Summary & The PNAC Future
Everyone loves a winner, and American citizens are no
different. It makes a lot of people feel good that we "won" the battle for
Iraq, but in doing so we paid too high a price at that, and may well have
risked losing the larger war in the Arab/Muslim region: the U.S. now lacks
moral stature and standing in much of the world, revealed as a liar for all
to see (no WMDs in Iraq, no connection to 9/11, no quick handing-over the
interim reins of government to the Iraqis as initially promised),
destruction of a good share of the United Nation's effectiveness and
prestige, needlessly alienating our traditional allies, infuriating key
elements of the Muslim world, providing political and emotional ammunition
for anti-U.S. terrorists, etc.
Already, we're talking about $80 to $100 billion from the U.S. treasury for
post-war reconstruction in Iraq. And the PNACers are gearing up for their
next war: let's see, should we move first on Iran or on Syria, or maybe do
Syria-lite first in Lebanon?
One can believe that maybe PNAC sincerely believes its
rhetoric -- that instituting U.S.-style "free-markets" and
"democratically-elected" governments in Iraq and the other authoritarian-run
countries of the Islamic Middle East will be good both for the citizens of
that region and for American interests as well -- but even if that is true,
it's clear that these incompetents are not operating in the world of Middle
Eastern realities.
These are armchair theoreticians -- most of whom made sure not to serve in
the military in Vietnam -- who truly believed, for example, that the Iraqis
would welcome the invading U.S. forces with bouquets of flowers and kisses
when they "liberated" their country from the horribleness of Saddam
Hussein's reign. The Iraqis, by and large, were happy to be freed of
Saddam's terror, but, as it stands now, the U.S. military forces are more
likely to be engulfed in a political/religious quagmire for years there, as
so many of the majority Shia population just want the occupying soldiers to
leave.
And yet PNAC theorists continue to believe that remaking the political
structure of the Middle East -- by force if necessary, although they hope
the example of what the U.S. did to Iraq will make war unnecessary -- will
be fairly easy.
These are men of big ideas, but who don't really think. They certainly don't
think through what takes place in the real world, when the genies of war and
religious righteousness are let out of the bottle. For example, as New York
Times columnist Tom Friedman recently put it, the U.S. had no Plan B for
Iraq. They did great with Plan A, the war, but when the Saddam government
collapsed, and with it law and order, and much of the population remained
sullen and resentful towards the U.S., they had no prepared way of dealing
with it.

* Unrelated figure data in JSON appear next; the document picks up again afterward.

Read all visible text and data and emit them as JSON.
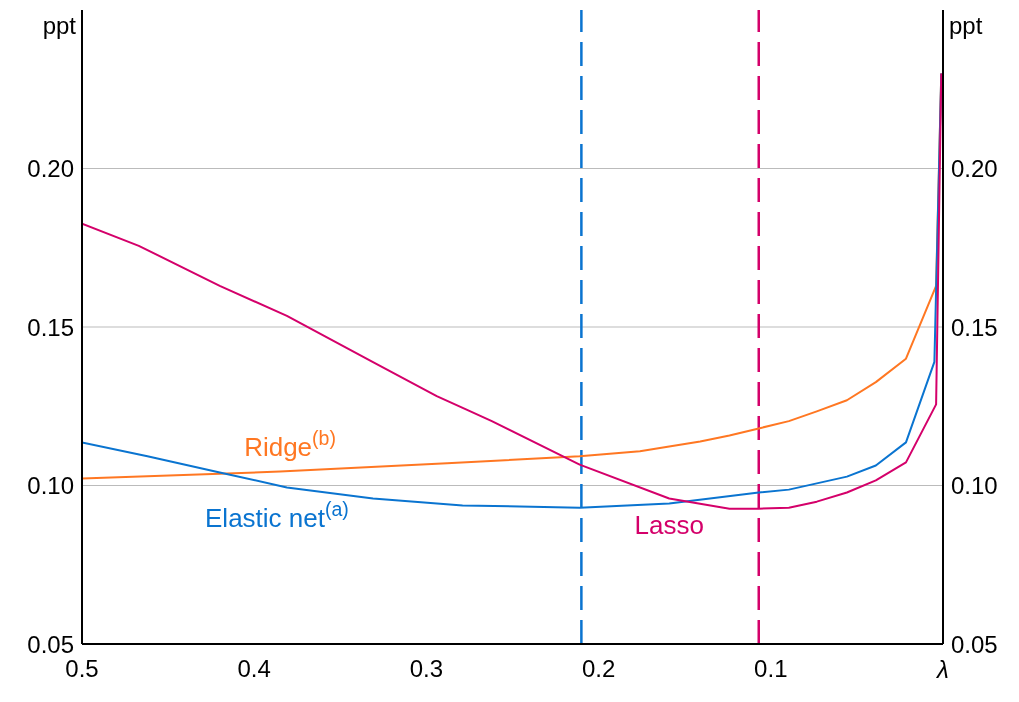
{
  "chart_data": {
    "type": "line",
    "xlabel": "λ",
    "ylabel": "ppt",
    "y2label": "ppt",
    "xlim": [
      0.5,
      0
    ],
    "xticks": [
      0.5,
      0.4,
      0.3,
      0.2,
      0.1
    ],
    "ylim": [
      0.05,
      0.25
    ],
    "yticks": [
      {
        "value": 0.05,
        "label": "0.05"
      },
      {
        "value": 0.1,
        "label": "0.10"
      },
      {
        "value": 0.15,
        "label": "0.15"
      },
      {
        "value": 0.2,
        "label": "0.20"
      }
    ],
    "y2lim": [
      0.05,
      0.25
    ],
    "y2ticks": [
      {
        "value": 0.05,
        "label": "0.05"
      },
      {
        "value": 0.1,
        "label": "0.10"
      },
      {
        "value": 0.15,
        "label": "0.15"
      },
      {
        "value": 0.2,
        "label": "0.20"
      }
    ],
    "grid": "y",
    "marker": "none",
    "line_style": "solid",
    "series": [
      {
        "name": "Ridge$^{(b)}$",
        "color": "#ff7722",
        "x": [
          0.5,
          0.385,
          0.288,
          0.211,
          0.176,
          0.159,
          0.141,
          0.124,
          0.107,
          0.0895,
          0.0733,
          0.0558,
          0.039,
          0.0215,
          0.004,
          0.001
        ],
        "values": [
          0.1022,
          0.1044,
          0.107,
          0.1092,
          0.1108,
          0.1123,
          0.1139,
          0.1158,
          0.118,
          0.1203,
          0.1234,
          0.1269,
          0.1326,
          0.14,
          0.163,
          0.23
        ]
      },
      {
        "name": "Elastic net$^{(a)}$",
        "color": "#0a74d0",
        "x": [
          0.5,
          0.462,
          0.42,
          0.381,
          0.331,
          0.279,
          0.211,
          0.159,
          0.107,
          0.0895,
          0.0558,
          0.039,
          0.0215,
          0.005,
          0.001
        ],
        "values": [
          0.1136,
          0.1092,
          0.1041,
          0.0994,
          0.0959,
          0.0937,
          0.093,
          0.0943,
          0.0978,
          0.0987,
          0.1028,
          0.1063,
          0.1136,
          0.139,
          0.23
        ]
      },
      {
        "name": "Lasso",
        "color": "#d4006a",
        "x": [
          0.5,
          0.467,
          0.42,
          0.381,
          0.331,
          0.294,
          0.277,
          0.262,
          0.211,
          0.159,
          0.124,
          0.107,
          0.0895,
          0.0733,
          0.0558,
          0.039,
          0.0215,
          0.004,
          0.001
        ],
        "values": [
          0.1826,
          0.1756,
          0.163,
          0.1535,
          0.1389,
          0.1282,
          0.124,
          0.1203,
          0.1066,
          0.0959,
          0.0927,
          0.0927,
          0.093,
          0.0949,
          0.0978,
          0.1016,
          0.1073,
          0.1256,
          0.23
        ]
      }
    ],
    "ref_lines": [
      {
        "axis": "x",
        "value": 0.21,
        "color": "#0a74d0",
        "line_style": "dashed"
      },
      {
        "axis": "x",
        "value": 0.107,
        "color": "#d4006a",
        "line_style": "dashed"
      }
    ]
  }
}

An embarrassing three weeks went by, with no progress, finally
leading the Bush Administration to force out its initial administrators and
to put in another team to have a go at it.

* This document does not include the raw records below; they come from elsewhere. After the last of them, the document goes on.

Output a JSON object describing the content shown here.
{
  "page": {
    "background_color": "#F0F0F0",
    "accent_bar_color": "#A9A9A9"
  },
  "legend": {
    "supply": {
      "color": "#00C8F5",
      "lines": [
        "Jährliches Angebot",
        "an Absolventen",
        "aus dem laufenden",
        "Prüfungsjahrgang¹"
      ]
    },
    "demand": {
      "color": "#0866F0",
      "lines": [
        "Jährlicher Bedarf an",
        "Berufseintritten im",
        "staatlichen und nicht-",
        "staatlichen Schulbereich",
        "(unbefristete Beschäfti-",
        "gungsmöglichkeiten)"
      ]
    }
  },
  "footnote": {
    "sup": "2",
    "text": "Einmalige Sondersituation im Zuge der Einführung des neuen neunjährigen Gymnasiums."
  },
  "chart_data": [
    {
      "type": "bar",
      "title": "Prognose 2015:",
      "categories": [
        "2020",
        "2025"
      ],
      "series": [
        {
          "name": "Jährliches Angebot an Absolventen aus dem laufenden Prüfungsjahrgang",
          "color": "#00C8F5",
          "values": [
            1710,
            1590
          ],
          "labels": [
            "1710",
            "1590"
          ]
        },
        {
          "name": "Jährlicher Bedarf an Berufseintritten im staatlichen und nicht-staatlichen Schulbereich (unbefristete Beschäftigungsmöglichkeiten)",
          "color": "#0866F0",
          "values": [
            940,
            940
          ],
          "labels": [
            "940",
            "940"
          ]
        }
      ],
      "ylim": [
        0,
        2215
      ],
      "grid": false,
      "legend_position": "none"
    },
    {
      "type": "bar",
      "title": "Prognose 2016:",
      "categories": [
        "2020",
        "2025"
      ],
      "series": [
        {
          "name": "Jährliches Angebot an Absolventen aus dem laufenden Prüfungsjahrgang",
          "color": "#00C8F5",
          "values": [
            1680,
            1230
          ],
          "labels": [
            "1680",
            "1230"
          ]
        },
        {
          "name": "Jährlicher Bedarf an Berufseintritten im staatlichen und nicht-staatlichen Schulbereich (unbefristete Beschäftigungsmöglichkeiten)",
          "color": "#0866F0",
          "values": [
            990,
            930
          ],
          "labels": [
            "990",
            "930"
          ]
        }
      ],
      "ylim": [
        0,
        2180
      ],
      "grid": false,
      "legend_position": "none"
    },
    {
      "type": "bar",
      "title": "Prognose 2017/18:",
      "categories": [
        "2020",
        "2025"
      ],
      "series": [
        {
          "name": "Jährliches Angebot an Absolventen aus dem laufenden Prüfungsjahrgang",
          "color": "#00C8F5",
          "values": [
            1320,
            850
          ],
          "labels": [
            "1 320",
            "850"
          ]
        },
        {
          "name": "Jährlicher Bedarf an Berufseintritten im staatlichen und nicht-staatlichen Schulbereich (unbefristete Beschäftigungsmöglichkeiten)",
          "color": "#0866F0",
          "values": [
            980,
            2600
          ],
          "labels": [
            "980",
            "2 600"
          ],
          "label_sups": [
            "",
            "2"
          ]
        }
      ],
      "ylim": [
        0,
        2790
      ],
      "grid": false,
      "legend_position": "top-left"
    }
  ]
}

No, friends, the PNAC boys are dangerous ideologues playing with matches,
and the U.S. is going to get burned even more in years to come, unless their
hold on power is broken. The only way to accomplish this, given the present
circumstances, is to defeat their boss at the polls in 2004, thus breaking
the HardRight momentum that has done, and is doing, such great damage to our
reputation abroad and to our country internally, especially to our
Constitution and economy.
We don't need an emperor, we don't need huge tax cuts for the wealthy when
the economy is tanking, we don't need more "pre-emptive" wars, we don't need
more shredding of constitutional due process. Instead, we need leaders with
big ideas who are capable of creative thinking. We need peace and justice in
the Middle East (to help alter the chemistry of the soil in which terrorism
grows), we need jobs and economic growth at home, and we need authentic and
effective "homeland security" consistent with our civil liberties. In short,
we need a new Administration, which means that we need to get to serious
work to make all this change happen. Organize!, organize!, organize!